Gus Dur, Sosok yang Lekat dengan Kendaraan Umum

Kam, 31 Desember 2020 | 09:30 WIB

Gus Dur, Sosok yang Lekat dengan Kendaraan Umum

KH Abdurrahman Wahid atau Gus Dur. (Foto: dok. Pojok Gus Dur)

Menggunakan kendaraan umum merupakan pemandangan sehari-hari masyarakat untuk menjalankan aktivitasnya. Bahkan hingga kini. Namun, image atau citra kendaraan umum hampir pasti kurang atau tidak melekat pada diri seseorang yang memiliki jabatan penting, baik di pemerintahan maupun di tengah-tengah masyarakat.


Tetapi tidak demikian dengan sosok KH Abdurrahman Wahid atau Gus Dur. Pemimpin besar yang wafat pada 30 Desember 2009 silam ini lekat dengan kendaraan umum. Bahkan ketika dirinya menakhodai organisasi Islam terbesar di Indonesia Nahdlatul Ulama (NU) sebagai Ketua Umum (1984-1999).

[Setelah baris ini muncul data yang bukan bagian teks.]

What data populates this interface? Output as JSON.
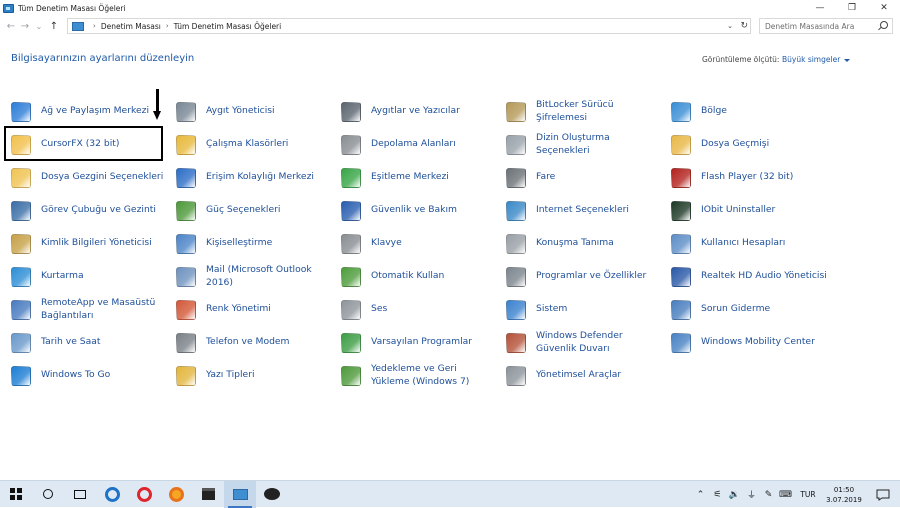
{
  "window": {
    "title": "Tüm Denetim Masası Öğeleri",
    "minimize": "—",
    "restore": "❐",
    "close": "✕"
  },
  "nav": {
    "back": "←",
    "forward": "→",
    "history": "⌄",
    "up": "↑"
  },
  "address": {
    "segments": [
      "Denetim Masası",
      "Tüm Denetim Masası Öğeleri"
    ],
    "separator": "›"
  },
  "search": {
    "placeholder": "Denetim Masasında Ara"
  },
  "main": {
    "heading": "Bilgisayarınızın ayarlarını düzenleyin",
    "view_by_label": "Görüntüleme ölçütü:",
    "view_by_value": "Büyük simgeler"
  },
  "items": [
    {
      "label": "Ağ ve Paylaşım Merkezi",
      "icon": "network-icon",
      "color": "#2f7ed8"
    },
    {
      "label": "Aygıt Yöneticisi",
      "icon": "device-manager-icon",
      "color": "#7a8896"
    },
    {
      "label": "Aygıtlar ve Yazıcılar",
      "icon": "printer-icon",
      "color": "#5d6670"
    },
    {
      "label": "BitLocker Sürücü Şifrelemesi",
      "icon": "bitlocker-icon",
      "color": "#b59a5a"
    },
    {
      "label": "Bölge",
      "icon": "globe-icon",
      "color": "#3b8fd6"
    },
    {
      "label": "CursorFX (32 bit)",
      "icon": "folder-icon",
      "color": "#f2c14e"
    },
    {
      "label": "Çalışma Klasörleri",
      "icon": "work-folders-icon",
      "color": "#e8b93c"
    },
    {
      "label": "Depolama Alanları",
      "icon": "storage-icon",
      "color": "#8a8f94"
    },
    {
      "label": "Dizin Oluşturma Seçenekleri",
      "icon": "indexing-icon",
      "color": "#9aa3ab"
    },
    {
      "label": "Dosya Geçmişi",
      "icon": "file-history-icon",
      "color": "#e9b949"
    },
    {
      "label": "Dosya Gezgini Seçenekleri",
      "icon": "folder-options-icon",
      "color": "#f0c455"
    },
    {
      "label": "Erişim Kolaylığı Merkezi",
      "icon": "accessibility-icon",
      "color": "#2e6fc7"
    },
    {
      "label": "Eşitleme Merkezi",
      "icon": "sync-icon",
      "color": "#3aa648"
    },
    {
      "label": "Fare",
      "icon": "mouse-icon",
      "color": "#6d7378"
    },
    {
      "label": "Flash Player (32 bit)",
      "icon": "flash-icon",
      "color": "#b3241f"
    },
    {
      "label": "Görev Çubuğu ve Gezinti",
      "icon": "taskbar-icon",
      "color": "#3c6fa8"
    },
    {
      "label": "Güç Seçenekleri",
      "icon": "power-icon",
      "color": "#4f9a3c"
    },
    {
      "label": "Güvenlik ve Bakım",
      "icon": "flag-icon",
      "color": "#2b5fb0"
    },
    {
      "label": "Internet Seçenekleri",
      "icon": "internet-options-icon",
      "color": "#3c8ac8"
    },
    {
      "label": "IObit Uninstaller",
      "icon": "iobit-icon",
      "color": "#1f3a28"
    },
    {
      "label": "Kimlik Bilgileri Yöneticisi",
      "icon": "credentials-icon",
      "color": "#c7a24a"
    },
    {
      "label": "Kişiselleştirme",
      "icon": "personalization-icon",
      "color": "#4e86c9"
    },
    {
      "label": "Klavye",
      "icon": "keyboard-icon",
      "color": "#8a8f94"
    },
    {
      "label": "Konuşma Tanıma",
      "icon": "microphone-icon",
      "color": "#9aa1a7"
    },
    {
      "label": "Kullanıcı Hesapları",
      "icon": "users-icon",
      "color": "#5f8fc7"
    },
    {
      "label": "Kurtarma",
      "icon": "recovery-icon",
      "color": "#2f8fd6"
    },
    {
      "label": "Mail (Microsoft Outlook 2016)",
      "icon": "mail-icon",
      "color": "#6f93c0"
    },
    {
      "label": "Otomatik Kullan",
      "icon": "autoplay-icon",
      "color": "#4f9d3d"
    },
    {
      "label": "Programlar ve Özellikler",
      "icon": "programs-icon",
      "color": "#7d868f"
    },
    {
      "label": "Realtek HD Audio Yöneticisi",
      "icon": "realtek-icon",
      "color": "#2c5aa8"
    },
    {
      "label": "RemoteApp ve Masaüstü Bağlantıları",
      "icon": "remoteapp-icon",
      "color": "#4a7cc0"
    },
    {
      "label": "Renk Yönetimi",
      "icon": "color-management-icon",
      "color": "#d45a3a"
    },
    {
      "label": "Ses",
      "icon": "speaker-icon",
      "color": "#8f969c"
    },
    {
      "label": "Sistem",
      "icon": "system-icon",
      "color": "#3d83cf"
    },
    {
      "label": "Sorun Giderme",
      "icon": "troubleshoot-icon",
      "color": "#4b7fbf"
    },
    {
      "label": "Tarih ve Saat",
      "icon": "clock-icon",
      "color": "#6b9acb"
    },
    {
      "label": "Telefon ve Modem",
      "icon": "phone-icon",
      "color": "#7b8289"
    },
    {
      "label": "Varsayılan Programlar",
      "icon": "default-programs-icon",
      "color": "#3e9e46"
    },
    {
      "label": "Windows Defender Güvenlik Duvarı",
      "icon": "firewall-icon",
      "color": "#b5533a"
    },
    {
      "label": "Windows Mobility Center",
      "icon": "mobility-icon",
      "color": "#4a83c4"
    },
    {
      "label": "Windows To Go",
      "icon": "windows-to-go-icon",
      "color": "#1f7fd4"
    },
    {
      "label": "Yazı Tipleri",
      "icon": "fonts-icon",
      "color": "#e3b63e"
    },
    {
      "label": "Yedekleme ve Geri Yükleme (Windows 7)",
      "icon": "backup-icon",
      "color": "#4f9a3c"
    },
    {
      "label": "Yönetimsel Araçlar",
      "icon": "admin-tools-icon",
      "color": "#8d959c"
    }
  ],
  "taskbar": {
    "apps": [
      {
        "icon": "start-icon",
        "color": "#111111"
      },
      {
        "icon": "search-icon",
        "color": "#111111"
      },
      {
        "icon": "task-view-icon",
        "color": "#111111"
      },
      {
        "icon": "edge-icon",
        "color": "#1e73c9"
      },
      {
        "icon": "opera-icon",
        "color": "#e0242b"
      },
      {
        "icon": "firefox-icon",
        "color": "#e8731d"
      },
      {
        "icon": "store-icon",
        "color": "#222222"
      },
      {
        "icon": "control-panel-icon",
        "color": "#3f8ed2"
      },
      {
        "icon": "app-icon",
        "color": "#222222"
      }
    ],
    "language": "TUR",
    "time": "01:50",
    "date": "3.07.2019"
  }
}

Sebelumnya, sepulang dari belajarnya di Universitas Al-Azhar Kairo, Universitas Baghdad, dan pengembaraan ilmunya di Eropa pada akhir tahun 1970-an, Gus Dur lebih banyak bergelut di Pesantren Tebuireng untuk mengajar dan menulis berbagai artikel ilmiah, opini, kolom, dan esai.

 


Walaupun kala itu tinggal jauh dari pusat pemerintahan Jakarta, tapi khalayak luas mulai mengenal Gus Dur lewat tulisan-tulisan cemerlangnya di berbagai media massa. Selain itu, Gus Dur aktif sebagai peneliti dan sosok yang mempunyai perhatian luas terhadap seni dan sastra.


Tetapi, Gus Dur tetaplah Gus Dur. Meskipun dipilih oleh para kiai sepuh untuk memimpin Pengurus Besar Nahdlatul Ulama (PBNU), ia tidak mengubah gaya hidupnya yang penuh dengan kesederhanaan, santai, akrab, dan bersahabat dengan siapa saja. Seolah tak ada yang berubah darinya walaupun jabatan pimpinan tertinggi tanfidziyah organisasi para ulama diembannya.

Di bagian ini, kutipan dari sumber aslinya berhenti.